On March 2, 2020, the CMA delivered its report to the Secretary of State. After finding that the transaction between Gardner and Impcross was “in contemplation” within the meaning of Section 26 of the Enterprise Act 2020 and dismissed potential competition concerns of the transaction, the CMA then conducted its national security assessment.
After receiving comments and reports from the Ministry of Defence, the CMA concluded that the proposed transaction would give rise to national security concerns with regards to “the protection of the UK’s aerospace capability and the safeguarding of sensitive information, skills and manufacturing capabilities within Impcross” and “the UK’s operational advantage.”
Subsequently, on March 16, 2020, the Secretary of State informed the parties that he was considering a Phase 2 inquiry over the proposed transaction. Gardner notified the Secretary of State that it was not considering further the transaction and offered undertakings confirming this position. These undertakings were formally accepted by the Secretary of State on September 8, 2020.

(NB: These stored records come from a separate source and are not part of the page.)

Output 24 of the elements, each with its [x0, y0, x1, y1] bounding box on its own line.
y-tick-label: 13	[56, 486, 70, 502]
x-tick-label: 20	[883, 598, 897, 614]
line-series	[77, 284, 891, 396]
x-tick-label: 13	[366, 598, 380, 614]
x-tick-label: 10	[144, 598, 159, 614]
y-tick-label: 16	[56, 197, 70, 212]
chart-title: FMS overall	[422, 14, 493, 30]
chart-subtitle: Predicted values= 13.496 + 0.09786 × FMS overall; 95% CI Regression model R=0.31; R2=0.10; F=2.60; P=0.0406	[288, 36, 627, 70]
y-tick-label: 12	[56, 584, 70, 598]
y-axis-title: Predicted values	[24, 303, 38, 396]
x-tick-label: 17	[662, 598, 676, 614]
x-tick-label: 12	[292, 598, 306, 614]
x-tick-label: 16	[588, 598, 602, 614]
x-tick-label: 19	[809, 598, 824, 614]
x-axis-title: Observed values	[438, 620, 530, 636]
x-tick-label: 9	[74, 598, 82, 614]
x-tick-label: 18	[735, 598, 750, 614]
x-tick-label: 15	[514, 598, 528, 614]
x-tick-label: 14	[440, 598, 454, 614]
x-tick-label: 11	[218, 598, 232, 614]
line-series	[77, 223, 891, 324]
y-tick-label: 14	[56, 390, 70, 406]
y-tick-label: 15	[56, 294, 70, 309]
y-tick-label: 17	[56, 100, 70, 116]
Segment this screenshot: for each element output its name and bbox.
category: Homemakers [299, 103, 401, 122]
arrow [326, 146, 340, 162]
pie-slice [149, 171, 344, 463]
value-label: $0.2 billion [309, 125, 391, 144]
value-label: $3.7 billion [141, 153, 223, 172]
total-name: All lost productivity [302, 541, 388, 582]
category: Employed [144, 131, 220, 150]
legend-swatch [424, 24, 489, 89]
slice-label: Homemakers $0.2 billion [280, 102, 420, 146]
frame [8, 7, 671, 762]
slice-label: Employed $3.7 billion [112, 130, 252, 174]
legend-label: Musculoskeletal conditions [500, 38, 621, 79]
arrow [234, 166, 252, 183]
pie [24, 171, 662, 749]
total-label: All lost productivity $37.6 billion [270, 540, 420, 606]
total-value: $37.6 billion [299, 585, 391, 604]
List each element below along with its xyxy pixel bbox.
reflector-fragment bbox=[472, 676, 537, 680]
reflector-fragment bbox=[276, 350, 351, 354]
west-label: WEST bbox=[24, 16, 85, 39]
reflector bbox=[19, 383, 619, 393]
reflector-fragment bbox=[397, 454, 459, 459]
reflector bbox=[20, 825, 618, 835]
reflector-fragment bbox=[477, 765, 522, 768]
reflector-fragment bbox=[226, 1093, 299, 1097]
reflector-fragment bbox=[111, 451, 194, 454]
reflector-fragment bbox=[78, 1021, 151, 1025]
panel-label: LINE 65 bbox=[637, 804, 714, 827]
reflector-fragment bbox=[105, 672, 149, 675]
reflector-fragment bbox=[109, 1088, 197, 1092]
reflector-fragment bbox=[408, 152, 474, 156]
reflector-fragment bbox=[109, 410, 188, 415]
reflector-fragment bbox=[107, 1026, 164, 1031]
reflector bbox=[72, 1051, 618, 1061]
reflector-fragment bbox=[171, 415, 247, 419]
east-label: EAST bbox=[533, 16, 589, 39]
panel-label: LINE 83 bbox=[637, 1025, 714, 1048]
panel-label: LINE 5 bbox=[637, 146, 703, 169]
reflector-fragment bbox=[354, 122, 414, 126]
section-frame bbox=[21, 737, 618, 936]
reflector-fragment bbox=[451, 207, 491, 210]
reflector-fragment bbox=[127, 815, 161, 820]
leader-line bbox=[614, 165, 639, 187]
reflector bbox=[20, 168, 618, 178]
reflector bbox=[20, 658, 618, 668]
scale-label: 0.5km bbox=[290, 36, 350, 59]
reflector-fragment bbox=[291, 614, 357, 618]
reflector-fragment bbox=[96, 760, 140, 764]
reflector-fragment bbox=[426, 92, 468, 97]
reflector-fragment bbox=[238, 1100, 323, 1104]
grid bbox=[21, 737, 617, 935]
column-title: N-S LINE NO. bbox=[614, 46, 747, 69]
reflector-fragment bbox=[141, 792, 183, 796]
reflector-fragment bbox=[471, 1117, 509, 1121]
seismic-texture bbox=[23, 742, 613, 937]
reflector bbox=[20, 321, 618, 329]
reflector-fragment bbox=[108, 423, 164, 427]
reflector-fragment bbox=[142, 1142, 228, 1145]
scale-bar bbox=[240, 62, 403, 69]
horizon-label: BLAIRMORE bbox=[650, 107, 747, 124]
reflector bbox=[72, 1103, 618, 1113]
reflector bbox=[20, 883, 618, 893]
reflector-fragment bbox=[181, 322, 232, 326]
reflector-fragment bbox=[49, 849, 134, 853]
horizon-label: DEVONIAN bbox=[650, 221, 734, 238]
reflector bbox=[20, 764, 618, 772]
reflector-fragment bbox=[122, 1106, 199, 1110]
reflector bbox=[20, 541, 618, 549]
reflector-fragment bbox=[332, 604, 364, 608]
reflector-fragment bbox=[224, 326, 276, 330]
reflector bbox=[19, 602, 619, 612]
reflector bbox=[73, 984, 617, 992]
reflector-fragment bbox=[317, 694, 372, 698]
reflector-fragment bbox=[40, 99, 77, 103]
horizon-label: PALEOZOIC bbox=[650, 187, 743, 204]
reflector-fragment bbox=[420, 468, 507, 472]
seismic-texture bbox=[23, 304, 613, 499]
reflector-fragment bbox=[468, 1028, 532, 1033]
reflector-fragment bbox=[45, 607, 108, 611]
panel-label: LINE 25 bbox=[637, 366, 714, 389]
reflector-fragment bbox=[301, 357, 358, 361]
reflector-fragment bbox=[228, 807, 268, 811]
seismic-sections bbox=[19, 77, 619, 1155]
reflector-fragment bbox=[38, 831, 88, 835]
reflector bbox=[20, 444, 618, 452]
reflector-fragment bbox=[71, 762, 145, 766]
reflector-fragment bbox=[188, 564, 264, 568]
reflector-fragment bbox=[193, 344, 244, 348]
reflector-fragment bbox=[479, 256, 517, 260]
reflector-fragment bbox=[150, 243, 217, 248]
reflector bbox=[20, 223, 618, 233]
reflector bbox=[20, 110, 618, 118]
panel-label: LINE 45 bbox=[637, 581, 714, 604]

3. The Take Away: A Proposed New Regime and More Stringent Enforcement to Come
Relevant to that review, it is worth noting that in July 2018, the UK Government proposed an independent FDI control mechanism that would include:
National infrastructures (such as communications, civil nuclear, defense, energy);
Some advanced technologies (such as artificial intelligence and nanotechnologies);
Critical direct supplies to the Government and to the emergency services sector; and
Military and dual-use technologies.
Notification of relevant transactions under that mechanism would be voluntary, and the Government would have the option of identifying non-notified transactions for a national security assessment. Any acquisition of more than 25% of shares or voting rights of an entity, more than 50% of assets, or significant influence or control in an entity or assets, or increase of such influence or control, could be subject to review.
While the public consultation on the proposals closed in October 2018, the Government confirmed in the Queen’s Speech of December 2019 that it would propose a National Security and Investment Bill. The timing of the draft Bill and the features of the new regime remain uncertain today.
Coupled with the pending Bill, the Government’s decision to block the Gardner-Impcross deal illustrates the rising interventionist tendency regarding transactions that give rise to national interest issues. That more stringent approach to transactions that may impact national interest in the UK is consistent with recent trends around the world, as seen by multiple governments strengthening current foreign direct investment regulations and introducing new regimes.